Washington avait « vendu la peau de l’ours avant de l’avoir tué ». Quelques jours avant l’élection présidentielle biélorusse de septembre 2001, le Guardian avait observé une similitude des méthodes de déstabilisation utilisées par l’ambassade des États-Unis avec celles éprouvées au Nicaragua, à la fin des années 1980, à l’issue d’une décennie d’une guerre civile qui fit au moins 30 000 morts [1]. Au département d’État, on sabrait déjà le champagne, mais Aleksandr Loukachenko fut réélu par son peuple. Survinrent alors les attentats de New York contraignant la Maison-Blanche à relâcher un temps son étreinte sur la Russie et sur ses satellites. Mais une fois conquis l’Afghanistan, l’Europe orientale est redevenue une des premières priorités des faucons de Washington.

La Biélorussie, par sa position stratégique, est évidemment un centre d’intérêt pour les États-Unis. L’Histoire et la culture du pays le rattachent pourtant immanquablement plus à la Fédération de Russie comme l’a prouvé l’échec des tentatives de renversement de l’administration Loukachenko en septembre 2001 [2]. Territoire de 207 000 kilomètres carrés, peuplé d’environ dix millions d’habitants, la Biélorussie conserve de forts liens avec Moscou et demeure un de ses principaux alliés au sein de la Communauté des États indépendants. Par ailleurs la grande partie de la population parle encore le russe, bien que le biélorusse soit majoritaire. Autant d’éléments qui permettent d’expliquer la proximité entre les deux pays, qui ont des rapports économiques privilégiés. Grand producteur de machines industrielles, la Biélorussie exporte ainsi une large part de sa production sur le marché russe, où elle trouve l’essentiel de ses ressources énergétiques.

Washington à la recherche d’une nouvelle stratégie

Le premier échec a dû faire réfléchir la Maison-Blanche, mais pas au point de remettre en question sa volonté de renverser Aleksandr Loukatchenko à brève échéance.
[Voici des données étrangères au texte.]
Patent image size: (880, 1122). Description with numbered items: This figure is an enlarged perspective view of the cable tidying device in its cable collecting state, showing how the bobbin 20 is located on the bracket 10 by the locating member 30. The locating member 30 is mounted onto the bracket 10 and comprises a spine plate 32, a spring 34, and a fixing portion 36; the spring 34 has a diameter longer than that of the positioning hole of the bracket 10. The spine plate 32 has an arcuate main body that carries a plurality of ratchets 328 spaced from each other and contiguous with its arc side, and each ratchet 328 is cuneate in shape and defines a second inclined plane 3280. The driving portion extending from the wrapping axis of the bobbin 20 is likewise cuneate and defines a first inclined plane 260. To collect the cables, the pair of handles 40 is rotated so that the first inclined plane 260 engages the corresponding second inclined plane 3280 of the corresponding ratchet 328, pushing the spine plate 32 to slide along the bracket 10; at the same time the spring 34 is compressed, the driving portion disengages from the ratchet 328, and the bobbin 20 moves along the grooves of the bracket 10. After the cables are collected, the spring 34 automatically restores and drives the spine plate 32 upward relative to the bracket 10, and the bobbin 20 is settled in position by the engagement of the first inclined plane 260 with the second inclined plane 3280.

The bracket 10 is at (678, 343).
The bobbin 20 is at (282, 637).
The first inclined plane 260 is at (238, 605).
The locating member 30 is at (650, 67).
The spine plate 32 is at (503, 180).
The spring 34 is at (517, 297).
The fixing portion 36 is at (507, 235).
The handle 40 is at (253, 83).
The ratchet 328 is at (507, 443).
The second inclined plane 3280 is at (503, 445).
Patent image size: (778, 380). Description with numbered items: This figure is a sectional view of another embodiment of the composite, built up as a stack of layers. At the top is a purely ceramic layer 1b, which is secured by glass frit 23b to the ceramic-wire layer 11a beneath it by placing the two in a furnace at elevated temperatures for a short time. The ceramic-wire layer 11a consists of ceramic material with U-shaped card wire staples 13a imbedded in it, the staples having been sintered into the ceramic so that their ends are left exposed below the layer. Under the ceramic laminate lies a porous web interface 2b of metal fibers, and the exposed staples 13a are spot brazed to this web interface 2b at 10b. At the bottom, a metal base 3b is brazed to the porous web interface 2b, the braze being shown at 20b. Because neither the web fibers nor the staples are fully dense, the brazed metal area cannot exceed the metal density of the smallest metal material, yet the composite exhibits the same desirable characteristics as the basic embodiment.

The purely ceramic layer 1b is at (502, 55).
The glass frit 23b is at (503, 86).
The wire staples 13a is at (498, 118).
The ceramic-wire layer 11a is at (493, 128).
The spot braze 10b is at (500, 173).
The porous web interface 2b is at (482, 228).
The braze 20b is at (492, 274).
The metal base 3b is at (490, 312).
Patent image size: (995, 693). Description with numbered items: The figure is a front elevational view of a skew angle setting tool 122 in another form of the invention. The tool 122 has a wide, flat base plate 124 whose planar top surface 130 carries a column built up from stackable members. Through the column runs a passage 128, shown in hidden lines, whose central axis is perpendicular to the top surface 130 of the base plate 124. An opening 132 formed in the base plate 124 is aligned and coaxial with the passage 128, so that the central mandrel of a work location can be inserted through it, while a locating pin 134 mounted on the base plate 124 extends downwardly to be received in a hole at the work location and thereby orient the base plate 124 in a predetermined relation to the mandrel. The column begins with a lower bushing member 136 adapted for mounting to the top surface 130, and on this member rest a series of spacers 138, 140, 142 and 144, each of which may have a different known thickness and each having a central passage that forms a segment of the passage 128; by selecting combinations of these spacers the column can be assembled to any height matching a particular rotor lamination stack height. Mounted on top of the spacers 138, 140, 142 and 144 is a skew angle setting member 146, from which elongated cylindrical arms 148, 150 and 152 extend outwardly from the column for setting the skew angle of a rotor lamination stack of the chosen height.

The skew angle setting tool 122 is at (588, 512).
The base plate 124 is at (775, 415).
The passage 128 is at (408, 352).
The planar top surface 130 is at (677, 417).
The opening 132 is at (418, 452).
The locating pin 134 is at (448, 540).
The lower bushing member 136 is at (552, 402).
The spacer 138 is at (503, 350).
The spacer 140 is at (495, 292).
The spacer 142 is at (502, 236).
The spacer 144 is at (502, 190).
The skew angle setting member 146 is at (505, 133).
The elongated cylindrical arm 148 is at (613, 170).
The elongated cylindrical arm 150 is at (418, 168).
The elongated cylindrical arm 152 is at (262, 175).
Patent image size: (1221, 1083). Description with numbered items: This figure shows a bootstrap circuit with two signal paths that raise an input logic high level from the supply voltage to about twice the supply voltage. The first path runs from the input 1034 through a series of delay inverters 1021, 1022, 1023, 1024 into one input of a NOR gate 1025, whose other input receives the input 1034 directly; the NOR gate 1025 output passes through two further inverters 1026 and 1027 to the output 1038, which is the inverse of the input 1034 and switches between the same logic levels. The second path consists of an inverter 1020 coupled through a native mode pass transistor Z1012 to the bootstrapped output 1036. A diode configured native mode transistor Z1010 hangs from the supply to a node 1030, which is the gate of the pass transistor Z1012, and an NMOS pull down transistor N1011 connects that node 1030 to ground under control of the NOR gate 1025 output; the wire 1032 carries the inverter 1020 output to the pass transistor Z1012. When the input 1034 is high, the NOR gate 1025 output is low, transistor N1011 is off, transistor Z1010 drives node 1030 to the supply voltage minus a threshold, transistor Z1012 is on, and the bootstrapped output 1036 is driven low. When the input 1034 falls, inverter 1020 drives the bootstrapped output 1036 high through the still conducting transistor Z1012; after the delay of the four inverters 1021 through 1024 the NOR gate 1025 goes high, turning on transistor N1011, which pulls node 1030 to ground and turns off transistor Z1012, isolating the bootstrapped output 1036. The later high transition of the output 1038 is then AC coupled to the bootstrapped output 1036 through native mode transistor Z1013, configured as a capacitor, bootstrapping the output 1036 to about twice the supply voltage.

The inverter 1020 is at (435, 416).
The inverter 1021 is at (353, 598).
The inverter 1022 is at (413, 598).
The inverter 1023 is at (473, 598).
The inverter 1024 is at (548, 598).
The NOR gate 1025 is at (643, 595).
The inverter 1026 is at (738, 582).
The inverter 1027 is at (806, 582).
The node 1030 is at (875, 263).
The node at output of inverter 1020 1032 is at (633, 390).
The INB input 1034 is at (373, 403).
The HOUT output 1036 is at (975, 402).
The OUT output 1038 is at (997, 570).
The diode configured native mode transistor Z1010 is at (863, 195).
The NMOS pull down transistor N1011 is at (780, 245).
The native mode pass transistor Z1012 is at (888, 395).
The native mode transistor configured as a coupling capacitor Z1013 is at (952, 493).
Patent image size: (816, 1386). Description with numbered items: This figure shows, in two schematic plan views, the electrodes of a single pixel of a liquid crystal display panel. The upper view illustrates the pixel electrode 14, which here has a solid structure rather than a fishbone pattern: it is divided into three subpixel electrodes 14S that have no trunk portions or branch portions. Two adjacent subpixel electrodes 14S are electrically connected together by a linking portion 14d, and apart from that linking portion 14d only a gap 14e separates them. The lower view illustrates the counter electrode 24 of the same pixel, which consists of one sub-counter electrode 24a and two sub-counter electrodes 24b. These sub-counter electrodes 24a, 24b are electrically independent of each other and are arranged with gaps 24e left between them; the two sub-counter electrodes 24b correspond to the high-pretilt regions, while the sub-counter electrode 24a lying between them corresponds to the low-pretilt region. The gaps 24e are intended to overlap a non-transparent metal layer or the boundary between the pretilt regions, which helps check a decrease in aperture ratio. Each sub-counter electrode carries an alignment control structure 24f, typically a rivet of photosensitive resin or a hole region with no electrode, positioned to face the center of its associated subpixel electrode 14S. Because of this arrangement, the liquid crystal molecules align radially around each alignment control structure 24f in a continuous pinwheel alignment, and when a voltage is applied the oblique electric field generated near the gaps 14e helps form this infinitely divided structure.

Dès la mi-2002, les hostilités reprennent donc en Biélorussie où les États-Unis sont restés implantés principalement via des représentants de l’OSCE. Le 24 mai, le chef du Conseil de Sécurité de l’État de Bioléorussie (KGB), Leonid Yerin, accuse l’Organisation d’outrepasser son mandat et de s’ingérer dans les affaires intérieures du pays. Il vise notamment l’ambassadeur Hans-Georg Wieck, ancien chef de la mission de l’OSCE à Minsk jusqu’en décembre 2001.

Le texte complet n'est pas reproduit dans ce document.